突然,他停住了手,外面的风雪声中夹杂着某种异样的声音,什么东西踩在枯枝上面清脆的裂响声。一瞬间,他还以为自己听错了,这样大的风雪,就是野兽也不会出来觅食的,怎么会有人到这个荒废的野外小屋来?但随即,声音更清晰了,有人正在朝这个小屋过来。
紫川秀的反应迅疾如电,一瞬间,搁在毯子边上的“洗月”刀已经到了他的手中,刀鞘尖灵巧地向前一挑,恰好把搁在火上面煮的茶壶给挑到了地上,动作迅疾又平稳,茶壶里满溢的汤水连一滴都没有溅出来。他正要把火扑灭,忽然停止了动作,哑然失笑,自己过于紧张了!这次从远东秘密归来,从古奇山脉下的都灵行省到帝都,一路过来没露过痕迹,紫川家不知道自己回来了,更不可能有人来追捕自己。他摇头苦笑着,没办法,身为紫川家有史以来布下了最高悬赏的通缉犯,自己不得不小心翼翼,步步为营,稍有风吹草动就风声鹤唳。
他把茶壶又放回了火堆上,把刀子往风雪蓑衣里一藏,刚开门,迎面就是一阵狂风夹杂着雪团打来,让紫川秀睁不开眼睛。

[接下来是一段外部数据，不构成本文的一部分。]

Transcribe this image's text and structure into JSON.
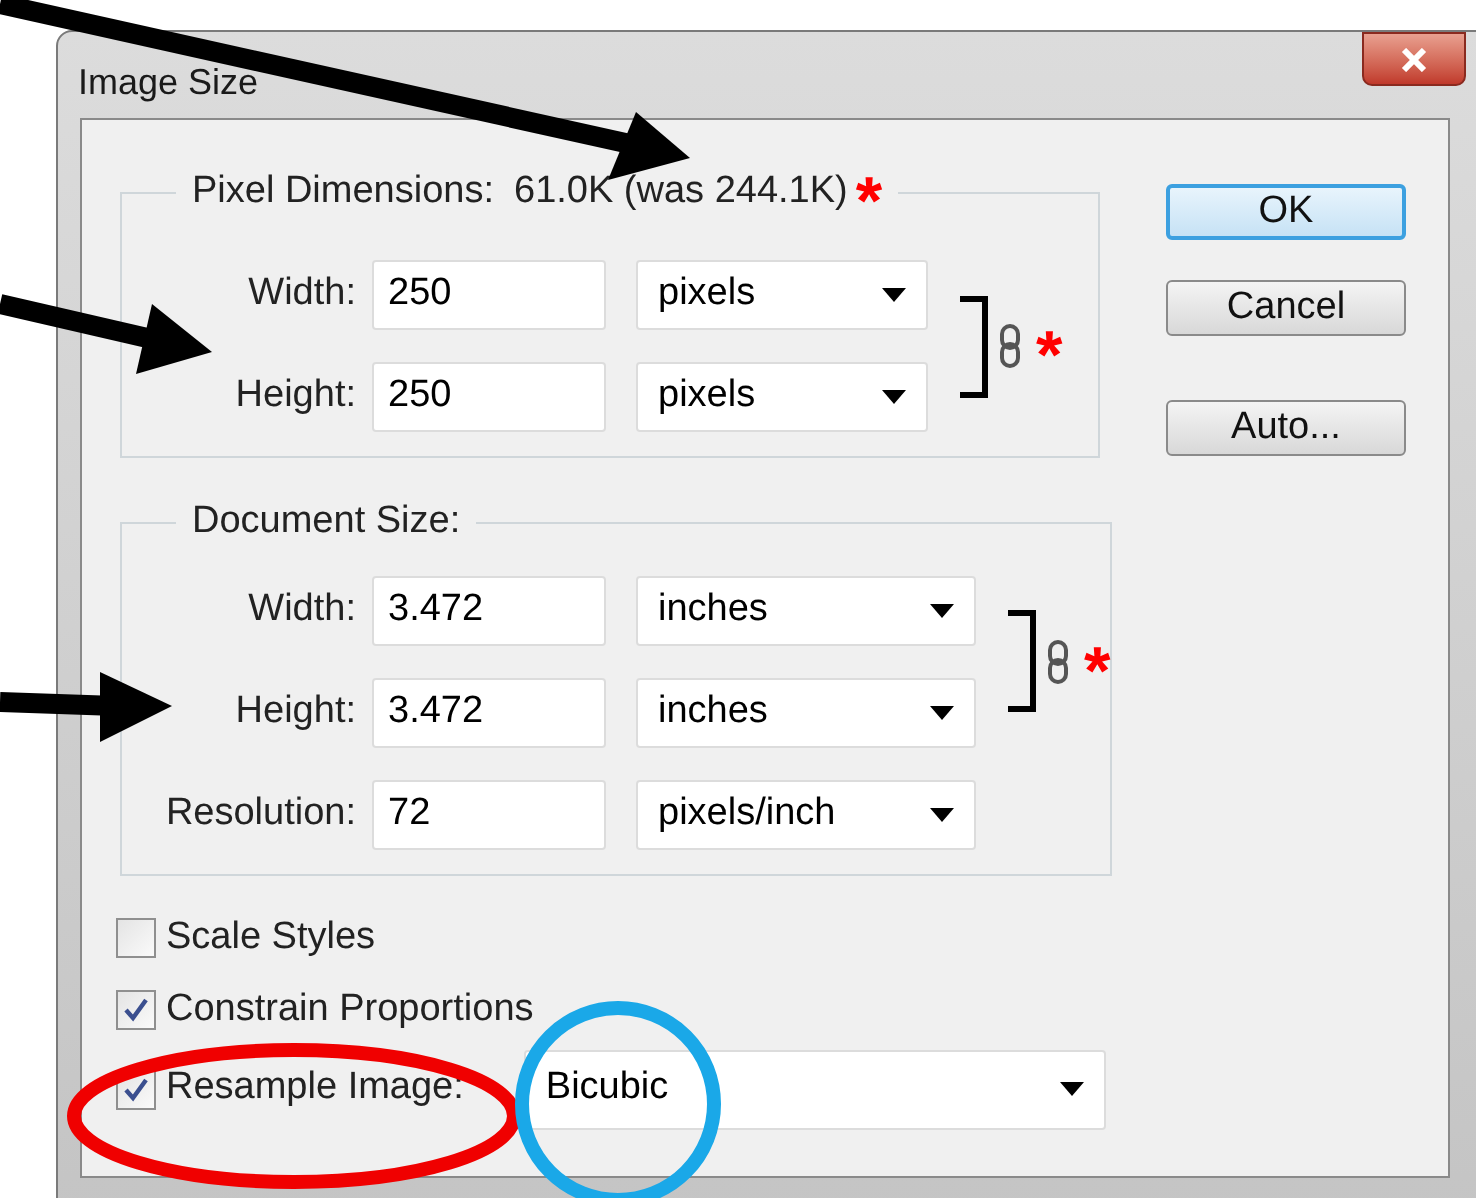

雪好像更大了,风中隐约夹杂着女子凄厉的呼救声:“救命!”紫川秀打起了眼帘,在林子外面的茫茫道路上发现了些活动着渐渐变大的黑点,有人正在朝这边过来了。虽然双方距离还是很远,但以紫川秀的眼力,已经看见了是一群男人正在追逐一个逃跑的女子,一追一逃,双方正朝自己方向来,快要进入林子了。
知道事情与自己无关了,但紫川秀好奇心大发,反而迎着他们掠了过去。他的动作迅疾却没发出丝毫响声,一边前进一边借着树木隐藏身形,就像猫一样安静又诡异,加上天色已经暗下来了,那一追一逃的双方竟都没有发现迎面有人在接近。紫川秀藏身在一棵树后,看着他们从前面跑过。那群男子一个个身形彪悍,杀气腾腾,即使在急速奔跑之中,他们的呼吸也并不显得如何急促,想来武功也不会很差,为什么要这么多人兴师动众地来追杀一个女子呢?